COLUMN: Marriage used as a form of discrimination
February 27, 2004
One of the reasons our country is great is because of laws regarding equal rights of citizens and the government’s responsibility to uphold those rights.
Along with the condition that the government is separate from all religious affiliations, these policies have allowed us to become a free and democratic nation. Today, President Bush is fighting to crumble the foundations our nation was built on and its progression, such as civil and women’s rights, by aiming to amend the Constitution to ban the marriage of homosexuals.
The fundamental flaw in his argument is that to deny homosexuals the right to marriage would be to legally discriminate against a class of people defined by an inherent and unchangeable trait.
There are several reasons the opposition feels the need to restrict these people’s rights. The first is they feel it will destroy the idea of marriage.
If the “objective” of marriage is not just to procreate (for then we would be no different than animals) but to sustain a loving and meaningful relationship, then homosexuals are just as capable of having a legitimate marriage as heterosexuals.
Additionally, there are many sterile couples who cannot have children of their own, like homosexual couples. If these sterile couples are able to have “legitimate” marriages because of the healthy and loving bond they share, then why not homosexuals as well?
The opposition also claims gay marriage would lead to an increased number of adoptions, that gays are bad parents for lack of mother and father figures, and, heaven forbid, the children would be “influenced to be gay.”
Published studies conclude that there are no developmental differences between children of heterosexual and homosexual parents.

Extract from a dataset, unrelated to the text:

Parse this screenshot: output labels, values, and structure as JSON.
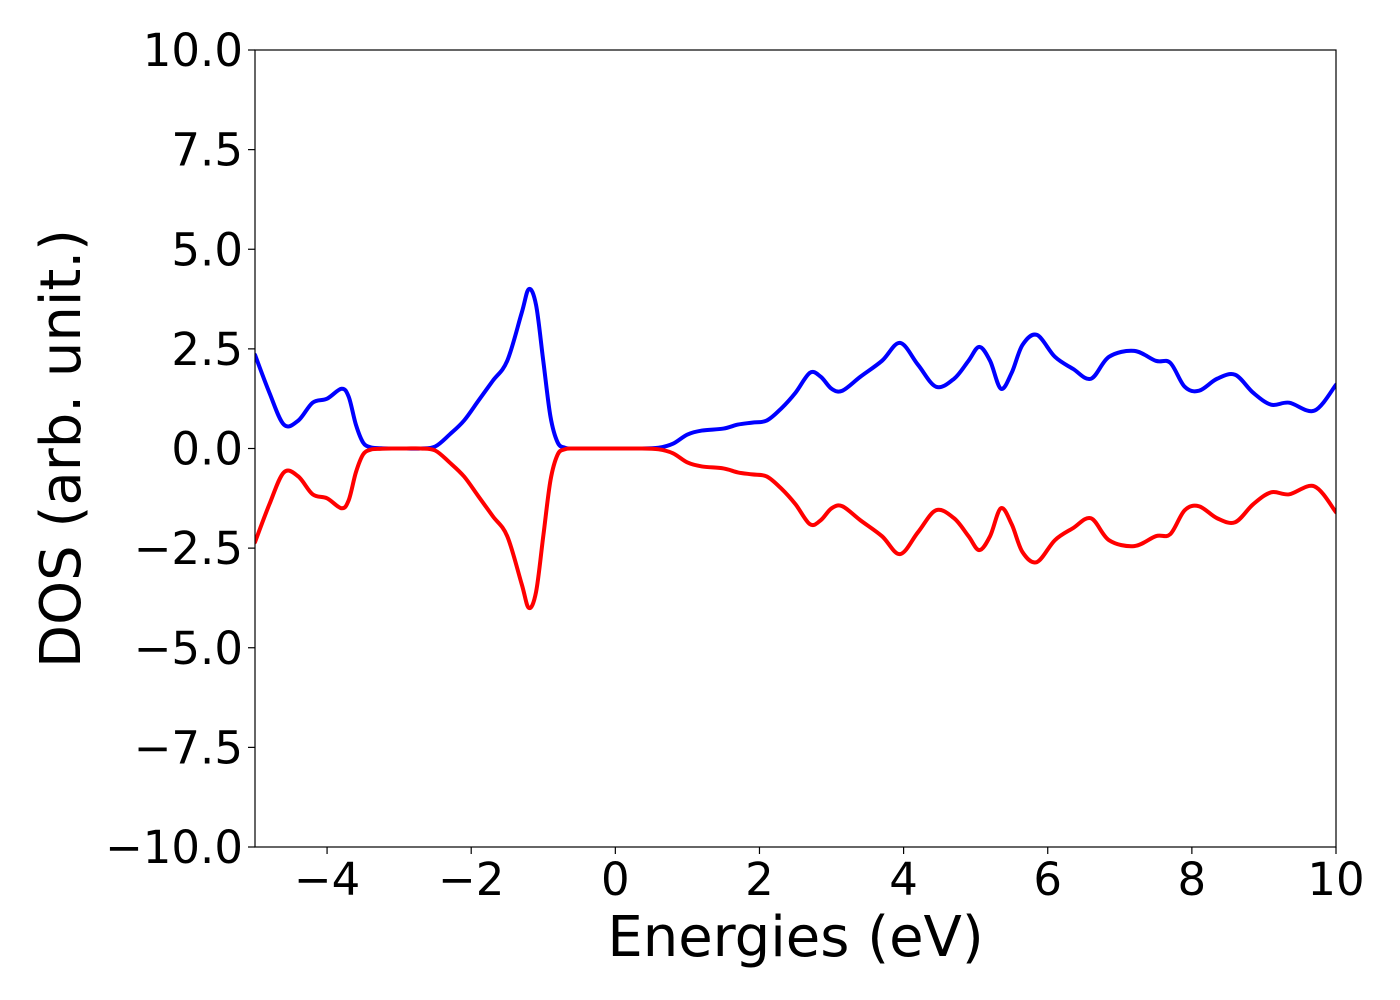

In fact, many professional associations — including the American Academy of Pediatrics, the American Psychiatric Association, the American Psychoanalytic Association and the American Psychological Association — have issued formal statements supporting parenting and adoption for homosexuals. Numerous studies show that children are not “raised to be gay.”
In 1995, J. Bailey and his colleagues studied “adult sons of gay fathers and found more than 90 percent of the sons to be heterosexual.” This is due to the fact that being gay is not a choice, but rather a innate trait. In a previous study done by Bailey and colleagues in 1991, 52 percent of cases of identical twins of which one was gay, the other was gay as well, while only 9.2 percent of brothers studied showed that if one was gay, the other was as well.
The bottom line is said best by the American Psychological Association — “human beings can not choose to be either gay or straight.”
What it finally boils down to is religion. Many religions’ stances on the topic are that homosexuality is inherently wrong. I respect that opinion and feel it is an important one, given our nation’s belief in religious freedom.
The problem with an amendment to the Constitution is that people wish to push their personal religious beliefs through secular national law. The Constitution and several Supreme Court cases specifically discuss this issue and have clearly laid out a separation of church and state. The government can’t pass religion-based laws, period.
The real moral decision here is that we, as a nation, are discussing systematically selecting a group of people who are different from the majority and actively choosing to deny them basic rights because of their innate differences.
This has occurred a few times before in our history, most prominently when determining the legality of slavery and women’s suffrage. After the efforts of Martin Luther King Jr. and Susan B. Anthony, who fought for equal rights for all citizens, I find it hard to believe that we have a president who is trying to amend the Constitution to legally discriminate against a distinct group of people.
Jeff Rothblum is a sophomore in aerospace engineering from Buffalo Grove, Ill. He is a member of the ISU Democrats.